During talks with Lieberman late Thursday, German Foreign Minister Frank-Walter Steinmeier said Israel must pursue a two-state solution in the interest of regional security and stability, his ministry said in a statement.
Steinmeier "underlined the government's expectation that the new Israeli government maintain its commitment to results produced in previous (peace) talks and the goal of a two-state solution," it said, adding that Germany would support Israel in the process.
In Italy, whose right-wing Prime Minister Silvio Berlusconi welcomed him in person, Lieberman received five-star treatment. There he appealed for patience while Israel's new government hammers out a diplomatic strategy.
Lieberman had sparked unease among Europeans by saying ahead of his trip that the new cabinet of Prime Minister Benjamin Netanyahu was not bound by the previous government's decision in 2007 to revive peace talks with the Palestinians.
The leader of Yisrael Beitenu (Israel is Our Home) entered Netanyahu's coalition government after elections which saw his party come in third place, campaigning on a hard-line agenda against Israel's Arab minority.

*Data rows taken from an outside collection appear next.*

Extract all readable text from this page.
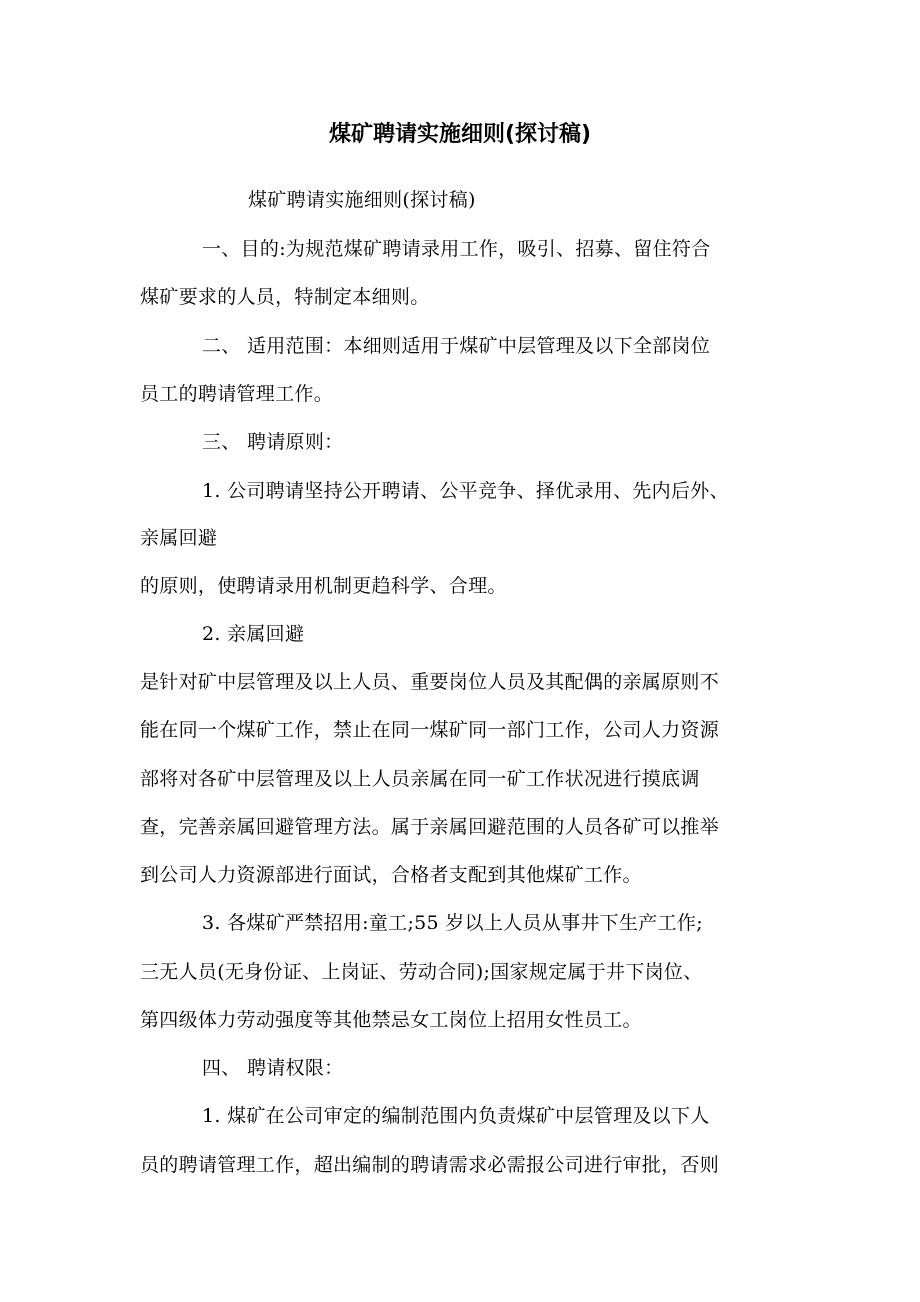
煤矿聘请实施细则(探讨稿)

煤矿聘请实施细则(探讨稿)

一、目的:为规范煤矿聘请录用工作，吸引、招募、留住符合

煤矿要求的人员，特制定本细则。

二、 适用范围：本细则适用于煤矿中层管理及以下全部岗位

员工的聘请管理工作。

三、 聘请原则：

1. 公司聘请坚持公开聘请、公平竞争、择优录用、先内后外、

亲属回避

的原则，使聘请录用机制更趋科学、合理。

2. 亲属回避

是针对矿中层管理及以上人员、重要岗位人员及其配偶的亲属原则不

能在同一个煤矿工作，禁止在同一煤矿同一部门工作，公司人力资源

部将对各矿中层管理及以上人员亲属在同一矿工作状况进行摸底调

查，完善亲属回避管理方法。属于亲属回避范围的人员各矿可以推举

到公司人力资源部进行面试，合格者支配到其他煤矿工作。

3. 各煤矿严禁招用:童工;55 岁以上人员从事井下生产工作;

三无人员(无身份证、上岗证、劳动合同);国家规定属于井下岗位、

第四级体力劳动强度等其他禁忌女工岗位上招用女性员工。

四、 聘请权限：

1. 煤矿在公司审定的编制范围内负责煤矿中层管理及以下人

员的聘请管理工作，超出编制的聘请需求必需报公司进行审批，否则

Netanyahu has so far refused to publicly endorse the idea of a Palestinian state, a bedrock principle of international plans to resolve the decades-old Israeli-Palestinian conflict.
After meeting Lieberman on Tuesday, French Foreign Minister Bernard Kouchner insisted he regarded the creation of a Palestinian state as central to any chance of peace.
"Bernard Kouchner recapitulated France's expectations, in particular concerning the creation of a viable Palestinian state coexisting in peace and security with Israel," a foreign ministry statement said.
"He underlined the urgent need to restart negotiations with this objective in mind."
From there, Lieberman went on to Prague and a meeting with EU foreign policy chief Javier Solana.
"It has been a meeting in which not much has been advanced as you would imagine (as) they are in a process of review... let us see what is the revision they present," he said.
"They know very well what our policy is, which is a policy encapsulated in the two states solution," he added.
EU external relations commissioner Benita Ferrero-Waldner warned last month that a planned upgrade of bilateral relations could not come about until the Israeli government commits to the peace talks with the Palestinians.
Only Italy has opposed that call.
"What they call the upgrading between Europe and Israel must not stop because that way Europe can play a major role" in the Middle East peace process, Italy's Foreign Minister Franco Frattini told a joint news conference with Lieberman who also called for stronger ties with the EU.
The Israeli prime minister has said all attempts at finding peace between Israel and the Palestinians had failed since the 1993 Oslo accords. Lieberman did not signal any change from that view.
"There was some disagreement but it was the first contact... We hope that he will take account of what we have been saying and that the Americans are going to say the same thing," said one European diplomat.